Nouvelles salves de missiles et de drones contre les pays du Golfe
Le Golfe en alerte : le Koweït et Qatar frappés par des missiles et drones iraniens. © JACK GUEZ / AFP

Le Koweït, le Qatar, l'Arabie saoudite et le Bahreïn font face lundi matin à de nouvelles attaques de missiles et de drones, au dixième jour de la guerre entre l'Iran, Israël et les États-Unis.

Au Bahreïn, une attaque de drone iranien a blessé 32 civils, dont quatre grièvement, lundi à l'aube à Sitra, selon le ministère de la Santé cité par l'agence Bahrein News Agency.

Les blessés «sont pris en charge» et «parmi eux, quatre cas sont graves, dont des enfants ayant nécessité une intervention chirurgicale», a écrit le ministère.

Une adolescente de 17 ans a été grièvement blessée à la tête et aux yeux, et deux enfants de 7 et 8 ans ont été sérieusement atteints à leurs membres inférieurs, a-t-il précisé, ajoutant que le plus jeune des blessés est âgé de deux mois.

La veille, sur le petit archipel du Golfe, trois personnes ont été blessées par des débris de missiles et une station de dessalement a été touchée par «une attaque de drones» iraniens, selon le ministère de l'Intérieur, sans avoir d'impact sur les capacités du réseau, selon les autorités.

«Les défenses aériennes koweïtiennes font actuellement face à des attaques de missiles et de drones hostiles», a annoncé le ministère de la Défense, cité par l'agence koweïtienne Kuna.

Dimanche, le Koweït avait déjà été visé par sept missiles et cinq drones qui avaient fait deux morts, selon les autorités. Les projectiles avaient notamment visé les réservoirs de carburant de l'aéroport international de l'émirat.

À Doha, des journalistes de l'AFP ont entendu lundi à l'aube de fortes explosions à travers la ville, elle aussi ciblée ces derniers jours par des drones et des missiles iraniens. Le ministère de la Défense qatari a indiqué avoir intercepté un missile.

En Arabie saoudite, le ministère de la Défense a annoncé l'interception de deux drones qui se dirigeaient vers le gisement de pétrole de Shaybah, dans le sud-est du pays, déjà attaqué dimanche.

«Forcé de riposter» 

Les États-Unis ont annoncé dimanche qu'ils ordonnaient à leur personnel diplomatique non essentiel de quitter le pays «en raison des risques pour leur sécurité».

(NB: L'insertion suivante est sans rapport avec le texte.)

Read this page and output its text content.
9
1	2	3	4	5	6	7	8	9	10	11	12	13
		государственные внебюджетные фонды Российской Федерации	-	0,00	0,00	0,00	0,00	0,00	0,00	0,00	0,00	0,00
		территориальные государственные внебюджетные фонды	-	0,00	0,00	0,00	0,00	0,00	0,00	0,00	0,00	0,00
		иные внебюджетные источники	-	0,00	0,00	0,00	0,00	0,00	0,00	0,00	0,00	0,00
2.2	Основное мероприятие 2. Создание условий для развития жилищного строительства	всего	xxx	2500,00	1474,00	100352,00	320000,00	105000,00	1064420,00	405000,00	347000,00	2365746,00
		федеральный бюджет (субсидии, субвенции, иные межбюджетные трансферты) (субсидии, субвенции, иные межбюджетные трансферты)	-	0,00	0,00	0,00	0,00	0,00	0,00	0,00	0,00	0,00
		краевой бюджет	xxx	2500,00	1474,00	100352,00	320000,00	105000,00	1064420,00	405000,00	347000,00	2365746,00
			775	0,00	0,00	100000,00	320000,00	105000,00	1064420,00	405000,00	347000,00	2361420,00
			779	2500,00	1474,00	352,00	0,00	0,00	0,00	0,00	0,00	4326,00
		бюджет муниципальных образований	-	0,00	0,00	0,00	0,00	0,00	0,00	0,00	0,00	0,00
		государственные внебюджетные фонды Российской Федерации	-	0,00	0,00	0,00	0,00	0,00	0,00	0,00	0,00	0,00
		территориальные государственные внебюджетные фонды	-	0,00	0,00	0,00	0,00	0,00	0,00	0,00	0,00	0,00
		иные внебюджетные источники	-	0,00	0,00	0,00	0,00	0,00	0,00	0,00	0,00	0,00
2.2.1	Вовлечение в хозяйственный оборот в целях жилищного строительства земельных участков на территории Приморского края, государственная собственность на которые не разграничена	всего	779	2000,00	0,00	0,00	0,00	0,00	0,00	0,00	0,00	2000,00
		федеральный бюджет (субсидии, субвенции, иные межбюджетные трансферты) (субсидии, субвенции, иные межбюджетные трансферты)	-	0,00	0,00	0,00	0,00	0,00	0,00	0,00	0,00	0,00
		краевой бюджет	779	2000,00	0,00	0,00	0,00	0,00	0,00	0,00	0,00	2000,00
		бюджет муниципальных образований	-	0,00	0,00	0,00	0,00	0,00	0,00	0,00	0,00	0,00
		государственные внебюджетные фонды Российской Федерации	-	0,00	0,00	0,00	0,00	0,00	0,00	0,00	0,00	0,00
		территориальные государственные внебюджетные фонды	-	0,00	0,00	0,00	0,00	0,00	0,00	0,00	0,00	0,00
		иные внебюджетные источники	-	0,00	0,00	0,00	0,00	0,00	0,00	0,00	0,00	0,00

L'armée américaine avait annoncé plus tôt la mort de son septième soldat dans la guerre contre l'Iran. Il s'agit d'un militaire qui avait été grièvement blessé lors d'une attaque contre les troupes américaines en Arabie saoudite le 1er mars.

L'une des attaques dimanche a visé le «quartier diplomatique de Ryad» et «a été déjouée», a précisé sur X le ministère saoudien de la Défense, cinq jours après que l'ambassade américaine a été frappée par des drones dans ce quartier hautement sécurisé de la capitale saoudienne.

L'Iran «sera forcé de riposter» contre ses pays voisins si leur territoire est utilisé pour l'attaquer, a averti dimanche le président iranien Massoud Pezeshkian.

Les frappes iraniennes sur les pays du Golfe, qui abritent d'importantes installations américaines, y ont provoqué la mort de 16 personnes, dont huit civils, depuis le début de la guerre, selon un décompte de l’AFP basé sur les annonces officielles.